Am Ende kommt es zum großen Showdown: Am Aschermittwoch findet die Demonstration statt. Polizeieinheiten warten vermummt auf ihren Einsatz. Der Unternehmer hat einen Fachmann engagiert, der Anti-Strategien entwickelt. Sein Rat an den Chef: Er solle sein eigenes Auto anzünden – was dieser auch tut und damit die Altstadt von Überlingen (bei Küspert: Unterlingen) abbrennt. Während Leinwand-Bilder und dichter Qualm das Feuer suggerieren, inszeniert Nicola Bremer dazu einen Todesreigen, in dem die Darsteller in immer neuen Kostümen auftreten. Ralf Beckord spielt diesen Unternehmer hier wunderbar aasig und führt beeindruckend die Rhetorik von Menschen vor, die keine Scham zeigen, Waffen herzustellen.

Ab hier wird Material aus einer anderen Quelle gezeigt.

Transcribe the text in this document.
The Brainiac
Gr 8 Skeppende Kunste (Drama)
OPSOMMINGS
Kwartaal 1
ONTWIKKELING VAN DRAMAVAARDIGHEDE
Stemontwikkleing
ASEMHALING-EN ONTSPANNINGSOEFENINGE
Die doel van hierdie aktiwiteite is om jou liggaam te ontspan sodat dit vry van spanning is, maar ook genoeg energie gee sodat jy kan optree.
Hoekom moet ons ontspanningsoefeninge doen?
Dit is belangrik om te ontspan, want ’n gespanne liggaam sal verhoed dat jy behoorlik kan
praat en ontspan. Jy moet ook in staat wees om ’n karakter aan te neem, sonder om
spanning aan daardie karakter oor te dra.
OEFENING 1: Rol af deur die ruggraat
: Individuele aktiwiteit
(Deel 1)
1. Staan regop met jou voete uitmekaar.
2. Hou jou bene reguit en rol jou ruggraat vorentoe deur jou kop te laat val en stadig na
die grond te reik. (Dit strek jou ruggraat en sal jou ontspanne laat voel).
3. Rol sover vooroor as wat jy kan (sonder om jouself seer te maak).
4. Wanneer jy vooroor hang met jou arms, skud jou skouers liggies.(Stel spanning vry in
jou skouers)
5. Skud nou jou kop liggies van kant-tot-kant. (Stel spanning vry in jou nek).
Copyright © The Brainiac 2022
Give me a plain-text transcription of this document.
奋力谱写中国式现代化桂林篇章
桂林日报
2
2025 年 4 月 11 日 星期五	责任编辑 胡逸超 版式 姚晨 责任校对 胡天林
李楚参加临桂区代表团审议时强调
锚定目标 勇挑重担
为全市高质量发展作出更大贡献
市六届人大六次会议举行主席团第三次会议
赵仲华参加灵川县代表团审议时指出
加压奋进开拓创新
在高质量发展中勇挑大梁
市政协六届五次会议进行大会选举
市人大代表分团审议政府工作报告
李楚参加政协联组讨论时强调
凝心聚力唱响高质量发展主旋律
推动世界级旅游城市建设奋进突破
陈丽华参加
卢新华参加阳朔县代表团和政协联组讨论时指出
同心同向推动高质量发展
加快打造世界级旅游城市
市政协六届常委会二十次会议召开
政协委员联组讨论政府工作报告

Aber Küspert entfaltet in „Am Wasser“ nicht nur die Ebene des Konflikts der alten Generation (Gerti und Unternehmer) und der jungen Generation (Saliha und Jan), sondern bezieht auch die (lokal)politische und wissenschaftliche Ebene mit ein. Die Regie von Nicola Bremer verstärkt die schon im Text vorherrschende Tendenz, diese beiden Ebenen zu kabarettistischen Glanznummern zu machen. Friederike Drews als Oberbürgermeisterin und Thomas Ecke als Laborant ragen dabei heraus. Für die Bloggerin-Ebene entscheidet sich Bremer für Videos wie auch für die Einspielungen des Regio TV. Ansonsten setzt er auf ein schnelles Spieltempo, wozu ihm Steffi Rehberg, auch verantwortlich für die Kostüme, ein einfaches Bühnenbild gebaut hat. Ein weißer Boden, eine graue Wand, die die Bühne nach hinten abschließt, darüber die Screenwand. Alle Mobiliarteile, die die verschiedenen Orte kennzeichnen, können vom Ensemble herein- und herausgerollt werden. So greifen die Umbauten dynamisch ineinander. Björklund Jönsson hat dazu eine Musik komponiert, die das Geschehen unauffällig begleitet.
Entstanden ist eine Inszenierung, die die Verdrängungsprozesse in unserer Gesellschaft nachdrücklich und schmerzhaft offenlegt. Küspert ist ein spannendes Stück gelungen, das, wenn es auch auf die Region des Bodensees fokussiert ist, über das Regionale hinaus für alle wichtig wird. Denn es stellt die bedrängende Frage: Wie kann es einen Frieden ohne Waffen geben?